Fri Oct 7 03:18:44 PDT 2005

> d> > d> Seems to be a first considerable step regarding the ideas discussed in March :)
> d> > d> But, my idea about the separate locking of each interface dissappeared from this implementation. mtx_poll is good to protect the pollrec array and other sensitive variables. But we could get advantage of SMP machines writing polling loops like this:
> d> > d> 
> d> > d> for( i = 0; i < poll_handlers; ++i ) {
> d> > d>   mtx_lock( &iface_lock[i] );
> d> > d>   pr[i].handler(pr[i].ifp, POLL_ONLY, count);
> d> > d>   mtx_unlock( &iface_lock[i] );
> d> > d> }
> d> > 
> d> > What is the benefit here? The driver must have its own lock.
> d> 
> d> Well, consider the absense of the mtx_poll lock:
> d> 
> d> - mtx_lock( &mtx_poll );
> d>   for( i = 0; i < poll_handlers; ++i ) {
> d> +   mtx_lock( &iface_lock[i] );
> d>     pr[i].handler( pr[i].ifp, POLL_ONLY, count );
> d> +   mtx_unlock( &iface_lock[i] );
> d>   }
> d> - mtx_unlock( &mtx_poll );
> d> 
> d> So, several kernel threads in an SMP machine can poll different interfaces simultaneously. And mtx_lock should only be used in ether_poll_[de]register().
> 
> Imagining that we will have several polling threads in future, the above design
> has some disadvantages, I think:
> 
> First, we still need to protect the array pr[], with some mutex while traversing
> it, and while editing it in ether_poll_[de]register. May be like it was done in
> kern_poll.c, rev 1.21.
> 
> Second, the approach above won't give a nice parallelization. Imagine two threads,
> both working in a cycle shown above. They will contest on the lock of each interface:
> 
> - t1 starts
> - t1 locks iface_lock[1]	- t2 starts
> - t1 polls pr[1]...		- t2 blocks on iface_lock[1]
> - t1 polls pr[1]...
> - t1 polls pr[1]...
> - t1 polls pr[1]...
> - t1 polls pr[1]...
> - t1 unlocks iface_lock[1]	- t2 locks iface_lock[1]
> - t1 locks iface_lock[2]	- t2 polls empty pr[1], quickly returns
> - t1 polls pr[2]...		- t2 unlocks iface_lock[1]
> - t1 polls pr[2]...		- t2 blocks on iface_lock[2]
> - t1 polls pr[2]...
> - t1 polls pr[2]...
> - t1 polls pr[2]...
> - t1 polls pr[2]...
> - t1 unlocks iface_lock[2]	- t2 locks iface_lock[2]
> - t1 locks iface_lock[3]	- t2 polls empty pr[2], quickly returns
> - t1 polls pr[3]...		- t2 unlocks iface_lock[2]
> 
> So, one thread works, and other just goes after the first one, and picks
> only a small number of packets, or even just wastes CPU cycles.

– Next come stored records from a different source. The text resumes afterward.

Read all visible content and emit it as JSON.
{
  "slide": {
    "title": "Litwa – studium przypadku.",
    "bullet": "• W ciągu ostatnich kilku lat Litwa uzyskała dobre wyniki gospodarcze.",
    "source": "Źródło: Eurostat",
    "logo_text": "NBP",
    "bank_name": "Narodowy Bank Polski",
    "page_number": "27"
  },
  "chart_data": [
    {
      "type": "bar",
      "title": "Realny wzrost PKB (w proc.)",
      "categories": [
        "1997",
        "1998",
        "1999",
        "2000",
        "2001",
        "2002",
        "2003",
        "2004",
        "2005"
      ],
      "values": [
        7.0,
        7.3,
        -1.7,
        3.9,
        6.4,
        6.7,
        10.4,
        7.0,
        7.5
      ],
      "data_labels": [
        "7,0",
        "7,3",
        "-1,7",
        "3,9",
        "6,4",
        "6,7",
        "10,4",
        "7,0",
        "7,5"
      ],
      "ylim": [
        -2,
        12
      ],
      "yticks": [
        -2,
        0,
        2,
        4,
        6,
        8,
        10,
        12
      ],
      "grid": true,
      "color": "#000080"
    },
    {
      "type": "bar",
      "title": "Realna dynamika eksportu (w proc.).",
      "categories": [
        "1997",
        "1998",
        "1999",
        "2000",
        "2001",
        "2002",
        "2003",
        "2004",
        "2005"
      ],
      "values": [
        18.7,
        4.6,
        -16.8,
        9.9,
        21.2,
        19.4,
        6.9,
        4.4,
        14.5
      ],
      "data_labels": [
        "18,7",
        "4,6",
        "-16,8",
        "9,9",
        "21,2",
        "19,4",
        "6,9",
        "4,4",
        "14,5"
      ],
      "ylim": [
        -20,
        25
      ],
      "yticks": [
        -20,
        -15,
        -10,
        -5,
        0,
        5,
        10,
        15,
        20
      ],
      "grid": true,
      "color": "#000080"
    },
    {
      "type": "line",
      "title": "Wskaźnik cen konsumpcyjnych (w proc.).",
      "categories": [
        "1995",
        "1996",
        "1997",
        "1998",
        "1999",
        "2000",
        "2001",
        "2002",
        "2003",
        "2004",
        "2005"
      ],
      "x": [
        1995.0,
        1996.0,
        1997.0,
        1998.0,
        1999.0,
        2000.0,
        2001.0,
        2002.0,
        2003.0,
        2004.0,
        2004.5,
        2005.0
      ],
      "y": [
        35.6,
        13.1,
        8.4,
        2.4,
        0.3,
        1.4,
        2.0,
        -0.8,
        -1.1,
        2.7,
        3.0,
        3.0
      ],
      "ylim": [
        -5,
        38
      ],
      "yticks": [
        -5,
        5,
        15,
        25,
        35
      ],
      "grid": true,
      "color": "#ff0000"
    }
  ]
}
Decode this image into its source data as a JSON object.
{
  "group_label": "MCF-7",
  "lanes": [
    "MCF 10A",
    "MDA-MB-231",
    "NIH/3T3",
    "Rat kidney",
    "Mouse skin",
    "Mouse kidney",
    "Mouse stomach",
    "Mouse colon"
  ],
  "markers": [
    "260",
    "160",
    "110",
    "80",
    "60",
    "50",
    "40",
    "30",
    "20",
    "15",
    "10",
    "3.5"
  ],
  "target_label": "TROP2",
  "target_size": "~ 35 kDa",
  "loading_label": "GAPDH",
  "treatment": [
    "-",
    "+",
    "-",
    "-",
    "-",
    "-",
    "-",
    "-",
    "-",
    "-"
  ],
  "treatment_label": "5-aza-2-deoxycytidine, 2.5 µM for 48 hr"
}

The loop body should really look like
  if( mtx_try_lock( &iface_lock[i] ) ) {
    pr[i].handler( pr[i].ifp, POLL_ONLY, count );
    mtx_unlock( &iface_lock[i] );
  }
I skipped this first to make the idea clearer.

> Really we do not have several kernel threads in polling. netisr_poll() is always
> run by one thread - swi1:net. Well, we have also idle_poll thread, but it is
> very special case. Frankly speaking, it can't work without help from netisr_poll().
> The current polling is designed for a single threaded kernel, for RELENG_4. We
> can't achieve parallelization with strong redesign. The future plans are to create
> per-interface CPU bound threads. The plans can change. You are welcome to help.

idle_poll can significantly increase network response time. I'd suggest per-CPU (not per-interface) threads. This would keep user_frac code much simpler. Not sure about the coding help in the next weeks. My current project is on the pre-release stage and the kid is going to be born soon. I can join a bit later though.